The centrepiece of our Seder night are the four promises. The four cups and various other iterations of four are due to these four Divine assurances of freedom. The Netziv (Rabbi Naftali Zvi Yehuda Berlin, 19th century) asks a piercing question. Why do four assurances of the same event equate to four different reasons to celebrate?
He explains that the four assurances were four different milestones that happened at different stages, each rescinding elements of slavery. The first was the removal of the backbreaking, extra-harsh element of slavery. The second was the removal of the slavery entirely. The third was our no longer being under any Egyptian dominion, with the fourth assurance being the receiving of the Torah.
The Netziv brilliantly explains the psychological metamorphosis from a nation battered through generations of slavery to receiving the Torah, explaining that the incremental healing process spanning the fulfilment of these four assurances lasted a year and a half.
The transition from slavery to freedom was not simply a cessation of work. It was a reclaiming of our national mission, a movement away from being reactive to others’ whims and workloads to being proactive Jews. If we allow ourselves to be thrust into a position where we are reactive, then we are behind.
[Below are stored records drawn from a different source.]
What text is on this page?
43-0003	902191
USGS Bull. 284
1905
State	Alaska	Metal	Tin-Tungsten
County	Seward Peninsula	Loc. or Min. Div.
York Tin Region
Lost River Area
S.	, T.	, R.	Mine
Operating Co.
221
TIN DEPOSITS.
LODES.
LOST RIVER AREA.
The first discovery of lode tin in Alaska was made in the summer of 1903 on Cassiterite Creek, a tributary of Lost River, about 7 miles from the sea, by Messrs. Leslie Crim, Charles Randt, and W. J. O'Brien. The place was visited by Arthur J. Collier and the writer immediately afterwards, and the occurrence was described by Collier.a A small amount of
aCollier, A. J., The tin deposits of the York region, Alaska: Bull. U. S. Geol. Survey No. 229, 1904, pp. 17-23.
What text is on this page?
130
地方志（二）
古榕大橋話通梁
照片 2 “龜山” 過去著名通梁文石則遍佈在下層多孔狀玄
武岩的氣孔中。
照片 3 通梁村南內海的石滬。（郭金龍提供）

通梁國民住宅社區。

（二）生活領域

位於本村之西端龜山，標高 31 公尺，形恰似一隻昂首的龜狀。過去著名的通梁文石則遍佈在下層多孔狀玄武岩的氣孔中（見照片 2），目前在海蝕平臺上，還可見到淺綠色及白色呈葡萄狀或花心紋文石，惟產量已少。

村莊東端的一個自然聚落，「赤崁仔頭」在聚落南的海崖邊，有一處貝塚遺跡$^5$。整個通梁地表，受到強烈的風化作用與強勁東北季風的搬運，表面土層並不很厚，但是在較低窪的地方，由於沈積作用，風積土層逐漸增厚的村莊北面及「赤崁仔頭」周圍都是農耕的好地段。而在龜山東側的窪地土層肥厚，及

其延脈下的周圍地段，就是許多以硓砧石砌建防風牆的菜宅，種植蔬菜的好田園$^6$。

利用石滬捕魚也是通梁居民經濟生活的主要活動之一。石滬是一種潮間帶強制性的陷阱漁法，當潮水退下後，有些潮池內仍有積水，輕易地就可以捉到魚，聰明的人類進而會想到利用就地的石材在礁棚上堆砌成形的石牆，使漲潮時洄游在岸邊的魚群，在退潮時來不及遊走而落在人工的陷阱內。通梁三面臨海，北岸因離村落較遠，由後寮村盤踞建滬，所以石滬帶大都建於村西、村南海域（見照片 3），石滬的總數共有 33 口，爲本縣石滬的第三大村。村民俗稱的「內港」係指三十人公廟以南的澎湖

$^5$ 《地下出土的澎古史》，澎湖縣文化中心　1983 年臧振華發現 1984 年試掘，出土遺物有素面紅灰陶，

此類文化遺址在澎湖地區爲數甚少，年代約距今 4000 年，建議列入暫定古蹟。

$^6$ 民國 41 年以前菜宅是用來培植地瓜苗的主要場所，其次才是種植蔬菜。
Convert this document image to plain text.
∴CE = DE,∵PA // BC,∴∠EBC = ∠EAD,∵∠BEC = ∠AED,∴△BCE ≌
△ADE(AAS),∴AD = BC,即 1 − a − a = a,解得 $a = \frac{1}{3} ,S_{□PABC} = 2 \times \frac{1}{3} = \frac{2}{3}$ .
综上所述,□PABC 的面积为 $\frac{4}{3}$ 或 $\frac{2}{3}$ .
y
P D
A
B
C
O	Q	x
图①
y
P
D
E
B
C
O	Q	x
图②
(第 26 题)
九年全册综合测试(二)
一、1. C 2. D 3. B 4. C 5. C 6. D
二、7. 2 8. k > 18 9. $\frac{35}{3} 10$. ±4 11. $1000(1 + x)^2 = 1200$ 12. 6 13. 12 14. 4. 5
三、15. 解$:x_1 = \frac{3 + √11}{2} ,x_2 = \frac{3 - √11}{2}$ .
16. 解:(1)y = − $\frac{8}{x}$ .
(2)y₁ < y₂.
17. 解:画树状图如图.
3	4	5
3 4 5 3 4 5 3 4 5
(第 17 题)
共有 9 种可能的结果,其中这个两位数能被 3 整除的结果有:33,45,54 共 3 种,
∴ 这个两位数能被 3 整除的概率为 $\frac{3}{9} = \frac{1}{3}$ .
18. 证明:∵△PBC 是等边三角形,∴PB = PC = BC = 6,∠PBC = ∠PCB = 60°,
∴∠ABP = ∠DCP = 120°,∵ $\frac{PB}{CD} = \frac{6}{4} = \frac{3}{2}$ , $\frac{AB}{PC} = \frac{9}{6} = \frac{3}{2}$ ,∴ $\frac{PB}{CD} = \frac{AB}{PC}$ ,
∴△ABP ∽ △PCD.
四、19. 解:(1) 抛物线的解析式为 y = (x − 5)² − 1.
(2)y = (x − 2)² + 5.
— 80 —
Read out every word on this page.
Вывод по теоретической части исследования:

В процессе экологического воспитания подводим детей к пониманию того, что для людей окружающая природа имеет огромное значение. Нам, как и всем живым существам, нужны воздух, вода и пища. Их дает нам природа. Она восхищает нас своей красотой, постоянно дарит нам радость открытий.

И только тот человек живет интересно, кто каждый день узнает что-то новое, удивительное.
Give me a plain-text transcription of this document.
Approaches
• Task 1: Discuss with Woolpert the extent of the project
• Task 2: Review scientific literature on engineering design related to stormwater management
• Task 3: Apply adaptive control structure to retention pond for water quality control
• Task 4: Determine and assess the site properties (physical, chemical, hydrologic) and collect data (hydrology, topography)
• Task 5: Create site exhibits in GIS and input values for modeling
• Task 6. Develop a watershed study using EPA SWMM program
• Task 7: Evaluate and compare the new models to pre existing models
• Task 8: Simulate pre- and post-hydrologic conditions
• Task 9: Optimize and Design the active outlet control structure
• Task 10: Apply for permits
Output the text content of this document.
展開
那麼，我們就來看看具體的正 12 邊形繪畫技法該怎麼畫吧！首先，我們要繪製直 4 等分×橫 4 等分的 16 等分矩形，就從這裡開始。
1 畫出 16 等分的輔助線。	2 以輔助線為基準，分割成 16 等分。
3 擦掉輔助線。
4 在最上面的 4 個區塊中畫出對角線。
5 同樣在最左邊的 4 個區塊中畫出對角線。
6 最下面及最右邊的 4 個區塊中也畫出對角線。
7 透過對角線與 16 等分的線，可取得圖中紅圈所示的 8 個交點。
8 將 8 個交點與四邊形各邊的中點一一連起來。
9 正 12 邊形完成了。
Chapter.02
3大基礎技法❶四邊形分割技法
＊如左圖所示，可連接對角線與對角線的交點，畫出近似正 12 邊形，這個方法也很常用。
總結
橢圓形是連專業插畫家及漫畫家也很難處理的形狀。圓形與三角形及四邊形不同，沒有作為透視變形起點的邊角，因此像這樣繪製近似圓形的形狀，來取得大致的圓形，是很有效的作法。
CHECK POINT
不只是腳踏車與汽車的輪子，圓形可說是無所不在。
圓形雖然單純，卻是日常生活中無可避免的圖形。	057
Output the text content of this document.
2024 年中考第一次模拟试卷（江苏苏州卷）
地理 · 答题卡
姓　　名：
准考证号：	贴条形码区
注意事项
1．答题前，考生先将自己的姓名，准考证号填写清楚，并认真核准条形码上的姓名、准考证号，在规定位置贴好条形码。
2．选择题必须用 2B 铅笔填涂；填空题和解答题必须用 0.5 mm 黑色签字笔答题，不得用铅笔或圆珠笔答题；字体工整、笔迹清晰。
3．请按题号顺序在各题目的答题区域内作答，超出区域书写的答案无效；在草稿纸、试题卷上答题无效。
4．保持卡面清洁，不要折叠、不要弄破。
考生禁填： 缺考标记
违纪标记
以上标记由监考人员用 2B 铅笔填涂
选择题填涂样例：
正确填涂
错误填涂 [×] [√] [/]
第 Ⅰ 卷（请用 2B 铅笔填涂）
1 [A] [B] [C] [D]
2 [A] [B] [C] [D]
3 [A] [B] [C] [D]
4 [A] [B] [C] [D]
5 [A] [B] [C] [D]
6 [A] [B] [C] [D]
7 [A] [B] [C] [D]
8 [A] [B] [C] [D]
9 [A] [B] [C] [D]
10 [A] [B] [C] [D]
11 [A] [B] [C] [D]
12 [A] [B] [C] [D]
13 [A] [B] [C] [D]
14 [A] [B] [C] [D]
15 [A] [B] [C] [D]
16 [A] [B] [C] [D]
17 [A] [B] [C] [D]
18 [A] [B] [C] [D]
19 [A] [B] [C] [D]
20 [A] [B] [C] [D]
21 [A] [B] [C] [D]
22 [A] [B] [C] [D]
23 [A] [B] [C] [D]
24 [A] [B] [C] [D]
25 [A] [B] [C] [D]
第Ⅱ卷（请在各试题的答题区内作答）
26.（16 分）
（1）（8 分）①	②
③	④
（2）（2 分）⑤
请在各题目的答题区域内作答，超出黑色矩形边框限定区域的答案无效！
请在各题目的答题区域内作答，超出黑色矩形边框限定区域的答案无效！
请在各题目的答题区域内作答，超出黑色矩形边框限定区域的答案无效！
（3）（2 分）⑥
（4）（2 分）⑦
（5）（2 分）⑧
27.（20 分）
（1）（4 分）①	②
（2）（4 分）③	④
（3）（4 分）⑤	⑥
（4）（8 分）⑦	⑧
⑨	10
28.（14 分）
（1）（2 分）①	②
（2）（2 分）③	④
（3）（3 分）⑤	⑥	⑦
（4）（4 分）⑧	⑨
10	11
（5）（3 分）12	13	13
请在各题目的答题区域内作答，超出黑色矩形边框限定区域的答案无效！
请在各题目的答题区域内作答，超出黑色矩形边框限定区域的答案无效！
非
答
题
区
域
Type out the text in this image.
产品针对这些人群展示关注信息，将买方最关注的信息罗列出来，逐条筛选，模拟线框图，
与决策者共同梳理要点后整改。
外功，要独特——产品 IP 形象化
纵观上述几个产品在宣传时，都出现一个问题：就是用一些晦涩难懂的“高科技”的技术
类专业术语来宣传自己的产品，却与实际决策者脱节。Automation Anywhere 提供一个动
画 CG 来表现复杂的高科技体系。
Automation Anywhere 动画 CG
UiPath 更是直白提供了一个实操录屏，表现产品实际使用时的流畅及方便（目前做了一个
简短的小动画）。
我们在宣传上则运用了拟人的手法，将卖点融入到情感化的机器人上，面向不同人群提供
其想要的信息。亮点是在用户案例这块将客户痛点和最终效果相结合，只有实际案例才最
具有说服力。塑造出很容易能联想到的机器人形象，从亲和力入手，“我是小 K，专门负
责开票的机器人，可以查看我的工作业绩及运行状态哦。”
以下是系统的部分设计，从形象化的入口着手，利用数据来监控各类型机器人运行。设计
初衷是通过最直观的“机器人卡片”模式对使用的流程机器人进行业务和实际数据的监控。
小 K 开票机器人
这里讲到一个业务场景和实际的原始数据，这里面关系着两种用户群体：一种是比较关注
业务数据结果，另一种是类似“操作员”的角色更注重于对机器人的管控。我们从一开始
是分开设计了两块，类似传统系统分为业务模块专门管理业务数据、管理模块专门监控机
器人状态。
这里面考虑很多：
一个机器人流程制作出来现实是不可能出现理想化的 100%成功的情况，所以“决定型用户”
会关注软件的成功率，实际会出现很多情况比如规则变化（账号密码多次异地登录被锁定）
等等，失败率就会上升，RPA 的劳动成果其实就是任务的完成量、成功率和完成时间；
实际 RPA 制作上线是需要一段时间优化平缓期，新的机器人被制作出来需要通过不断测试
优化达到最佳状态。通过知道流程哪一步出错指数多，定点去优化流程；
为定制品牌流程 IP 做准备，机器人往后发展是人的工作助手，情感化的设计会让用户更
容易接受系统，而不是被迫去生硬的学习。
If, however, we drive the educational agenda, we actively connect to our values; and if we plan community development, then we have grasped the empowering position of being proactive.
The transition from slaves to free people and subsequent focus on the miracles of the Exodus signified that while we do not ignore the past pains of slavery, we are more concerned with our mission.
Put very simply, Pesach’s focus on the miracles of the Exodus tells us that antisemitism is not the reason to be Jewish. While schools correctly teach about the pain of the Holocaust, the religious perseverance of the Russian Refuseniks hardly gets taught.
The fact that Jews have been persecuted across history may light a spark and touch Jewish identity, but it does not provide a positive reason to be Jewish. Jewish education must teach about its painful past, but the empowering proactive reasons and mainstay of education should be our future.